Celui de Nathan pour la classe de seconde, l'un des plus vendus (100.000
exemplaires), est dirigé par Jean-Louis Mathieu, un professeur de
géographie en khâgne au lycée Fénelon à
Paris, qui se présente volontiers comme pronucléaire. Il
a en charge une équipe de cinq à sept professeurs dont «un
plutôt écolo qui a un peu tendance à noircir le tableau»,
explique Jean-Louis Mathieu. «Certes, le nucléaire présente
des risques, mais il ne produit pas de gaz à effet de serre. Et
quand on veut fournir de l'énergie à une région de
5 à 10 millions d'habitants, ce n'est pas avec des éoliennes
qu'on pourra le faire, analyse-t-il. Et tout ça, je le dis
à mes khâgneux parce que ce sont des adultes.»

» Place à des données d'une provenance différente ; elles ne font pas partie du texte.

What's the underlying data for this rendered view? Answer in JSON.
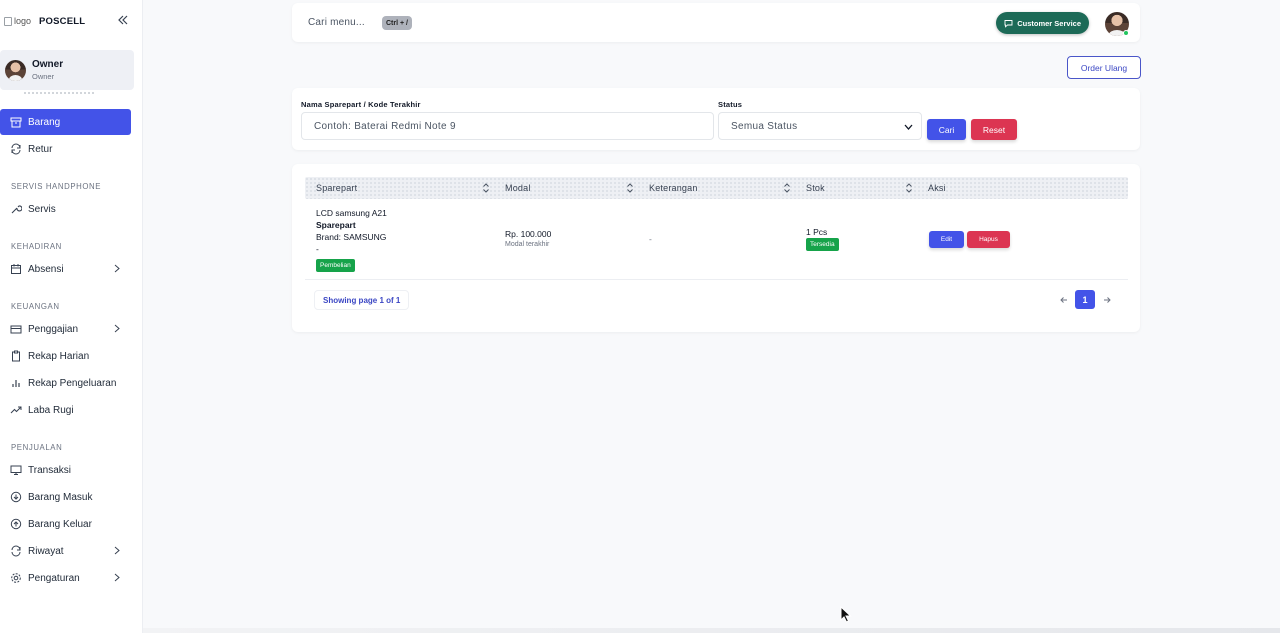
{
  "brand": {
    "logo_alt": "logo",
    "name": "POSCELL"
  },
  "user": {
    "name": "Owner",
    "role": "Owner"
  },
  "nav": {
    "barang": "Barang",
    "retur": "Retur",
    "section_servis": "SERVIS HANDPHONE",
    "servis": "Servis",
    "section_kehadiran": "KEHADIRAN",
    "absensi": "Absensi",
    "section_keuangan": "KEUANGAN",
    "penggajian": "Penggajian",
    "rekap_harian": "Rekap Harian",
    "rekap_pengeluaran": "Rekap Pengeluaran",
    "laba_rugi": "Laba Rugi",
    "section_penjualan": "PENJUALAN",
    "transaksi": "Transaksi",
    "barang_masuk": "Barang Masuk",
    "barang_keluar": "Barang Keluar",
    "riwayat": "Riwayat",
    "pengaturan": "Pengaturan"
  },
  "topbar": {
    "search_placeholder": "Cari menu...",
    "shortcut": "Ctrl + /",
    "customer_service": "Customer Service"
  },
  "actions": {
    "order_ulang": "Order Ulang"
  },
  "filter": {
    "name_label": "Nama Sparepart / Kode Terakhir",
    "name_placeholder": "Contoh: Baterai Redmi Note 9",
    "status_label": "Status",
    "status_value": "Semua Status",
    "search_button": "Cari",
    "reset_button": "Reset"
  },
  "table": {
    "headers": [
      "Sparepart",
      "Modal",
      "Keterangan",
      "Stok",
      "Aksi"
    ],
    "rows": [
      {
        "name": "LCD samsung A21",
        "type": "Sparepart",
        "brand": "Brand: SAMSUNG",
        "extra": "-",
        "tag": "Pembelian",
        "modal": "Rp. 100.000",
        "modal_note": "Modal terakhir",
        "keterangan": "-",
        "stok": "1 Pcs",
        "stok_status": "Tersedia",
        "edit": "Edit",
        "hapus": "Hapus"
      }
    ]
  },
  "pagination": {
    "info": "Showing page 1 of 1",
    "current": "1"
  }
}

Distributions de mallettes Les pages 200 et 201 du manuel présentent un ensemble intitulé «L'environnement en débat». Elles posent la question: «Faut-il continuer à construire des centrales nucléaires?». La page de gauche propose trois illustrations plutôt neutres: une carte sur les emplacements des réacteurs nucléaires dans le monde et deux graphiques, le nucléaire dans la production mondiale d'électricité» et la répartition de la production d'énergie nucléaire dans le monde. La page de droite est plus discutable. Elle présente une grande affiche des Verts montrant des réacteurs de centrale avec pour slogan «Sortir du nucléaire, en 20 ans, c'est possible», ainsi que deux textes. |
Le premier, en faveur du nucléaire, est signé Patrice
Bernard, directeur du développement et de l'innovation nucléaire
au Commissariat à l'énergie atomique (CEA). Le second, rédigé
par Bernard Laponche, de la société ICE Consultants, est
une attaque en règle contre l'énergie nucléaire. Or,
l'ouvrage ne précise pas que l'auteur est un militant antinucléaire
très connu: après avoir travaillé au CEA, il a rejoint
le cabinet ministériel de Dominique Voynet en 1998.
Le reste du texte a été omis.